Celiachia, i batteri della saliva possono curarla?
Individuati alcuni enzimi in grado di degradare il glutine prima che arrivi all'intestino tenue
Pubblicato il 30/09/2016Fino a oggi l'unica cura possibile contro l'intolleranza permanente al glutine era la dieta senza glutine. Ma negli ultimi tempi i celiaci possono festeggiare: sono sempre più numerose le scoperte scientifiche che individuano nuove armi contro la malattia.
Un altro passo in quella direzione sembra essere stato fatto dai ricercatori della Boston University of Dental Medicine, che hanno pubblicato sul numero di settembre 2016 dell'American Journal of Physiology - Gastrointestinal and Liver Physiology uno studio nel quale spiegano di aver isolato un enzima dai batteri presenti nella saliva umana che ha un potenziale uso terapeutico per la malattia celiaca.
La ricerca di nuovi trattamenti per la malattia si è concentrata su metodi che hanno come target i peptidi del glutine che causano la reazione spropositata del sistema immunitario. Vi sono incluse strategie basate sui vaccini e l'uso di enzimi che degradano il glutine prima che questo raggiunga l'intestino tenue. «Abbiamo scoperto che un'attività enzimatica eccezionalmente elevata in grado di degradare il glutine è naturalmente associata con i batteri che colonizzano la cavità orale», raccontano i ricercatori. In poche parole, i batteri del genere Rothia, che si trovano nella saliva umana, possono abbattere i composti del glutine che causano una risposta immunitaria esagerata e che sono in genere resistenti agli enzimi digestivi che i mammiferi producono.

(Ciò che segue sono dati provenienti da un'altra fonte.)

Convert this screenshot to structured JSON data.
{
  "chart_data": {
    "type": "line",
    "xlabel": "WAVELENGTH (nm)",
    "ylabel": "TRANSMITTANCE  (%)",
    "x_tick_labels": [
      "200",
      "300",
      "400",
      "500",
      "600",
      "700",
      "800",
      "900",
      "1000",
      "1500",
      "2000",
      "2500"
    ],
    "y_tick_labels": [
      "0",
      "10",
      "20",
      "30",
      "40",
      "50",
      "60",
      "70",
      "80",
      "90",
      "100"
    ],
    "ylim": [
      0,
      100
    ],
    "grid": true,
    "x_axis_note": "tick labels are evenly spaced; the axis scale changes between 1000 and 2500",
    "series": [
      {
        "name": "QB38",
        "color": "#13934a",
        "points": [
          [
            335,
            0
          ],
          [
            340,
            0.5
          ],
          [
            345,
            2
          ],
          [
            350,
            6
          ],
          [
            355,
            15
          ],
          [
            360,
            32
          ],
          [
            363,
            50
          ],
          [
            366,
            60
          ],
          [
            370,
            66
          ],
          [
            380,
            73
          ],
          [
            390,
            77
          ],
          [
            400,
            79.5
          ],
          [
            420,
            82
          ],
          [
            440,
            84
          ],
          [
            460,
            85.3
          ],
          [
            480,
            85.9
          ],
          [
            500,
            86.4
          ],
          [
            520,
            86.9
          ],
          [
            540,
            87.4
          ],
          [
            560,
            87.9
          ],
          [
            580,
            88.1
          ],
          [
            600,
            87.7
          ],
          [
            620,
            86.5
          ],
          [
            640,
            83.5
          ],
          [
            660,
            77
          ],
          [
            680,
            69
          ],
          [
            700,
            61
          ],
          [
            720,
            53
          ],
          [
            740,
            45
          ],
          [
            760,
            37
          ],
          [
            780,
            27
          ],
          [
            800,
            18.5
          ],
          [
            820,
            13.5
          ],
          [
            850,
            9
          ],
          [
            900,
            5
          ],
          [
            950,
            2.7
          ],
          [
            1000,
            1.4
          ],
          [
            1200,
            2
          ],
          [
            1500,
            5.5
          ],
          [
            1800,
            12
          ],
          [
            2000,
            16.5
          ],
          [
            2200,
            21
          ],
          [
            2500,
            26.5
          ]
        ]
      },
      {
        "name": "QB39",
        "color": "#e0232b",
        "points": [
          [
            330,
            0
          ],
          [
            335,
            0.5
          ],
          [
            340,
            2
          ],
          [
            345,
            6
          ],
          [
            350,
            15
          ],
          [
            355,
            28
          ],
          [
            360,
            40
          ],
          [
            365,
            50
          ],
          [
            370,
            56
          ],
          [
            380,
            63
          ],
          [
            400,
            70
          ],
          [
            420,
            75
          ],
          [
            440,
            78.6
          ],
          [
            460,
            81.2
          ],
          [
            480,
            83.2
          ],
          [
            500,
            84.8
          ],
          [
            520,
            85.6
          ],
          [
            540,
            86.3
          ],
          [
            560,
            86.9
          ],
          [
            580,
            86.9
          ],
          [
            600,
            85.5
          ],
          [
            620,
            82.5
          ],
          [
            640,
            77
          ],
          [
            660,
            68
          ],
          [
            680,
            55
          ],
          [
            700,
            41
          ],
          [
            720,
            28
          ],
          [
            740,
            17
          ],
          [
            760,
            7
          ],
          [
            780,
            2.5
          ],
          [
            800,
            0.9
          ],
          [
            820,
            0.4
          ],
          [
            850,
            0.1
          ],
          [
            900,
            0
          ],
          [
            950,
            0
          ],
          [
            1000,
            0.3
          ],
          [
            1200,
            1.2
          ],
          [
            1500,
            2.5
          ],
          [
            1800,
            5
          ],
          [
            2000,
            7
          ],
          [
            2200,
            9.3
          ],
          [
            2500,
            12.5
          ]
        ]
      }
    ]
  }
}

Il team ha isolato una nuova classe di enzimi che degradano il glutine dal batterio Rothia mucilaginosa. Gli enzimi Rothia individuati appartengono alla stessa classe di enzimi Bacillus subtilis, considerati «sicuri per l'alimentazione e consumati per decenni».
«Nonostante una lunga storia di consumo di B. subtilis e dei suoi prodotti, ci sono pochissime segnalazioni di eventi avversi. Lo status di categoria alimentare di B. subtilis apre nuove strade per potenziali applicazioni terapeutiche», concludono gli autori.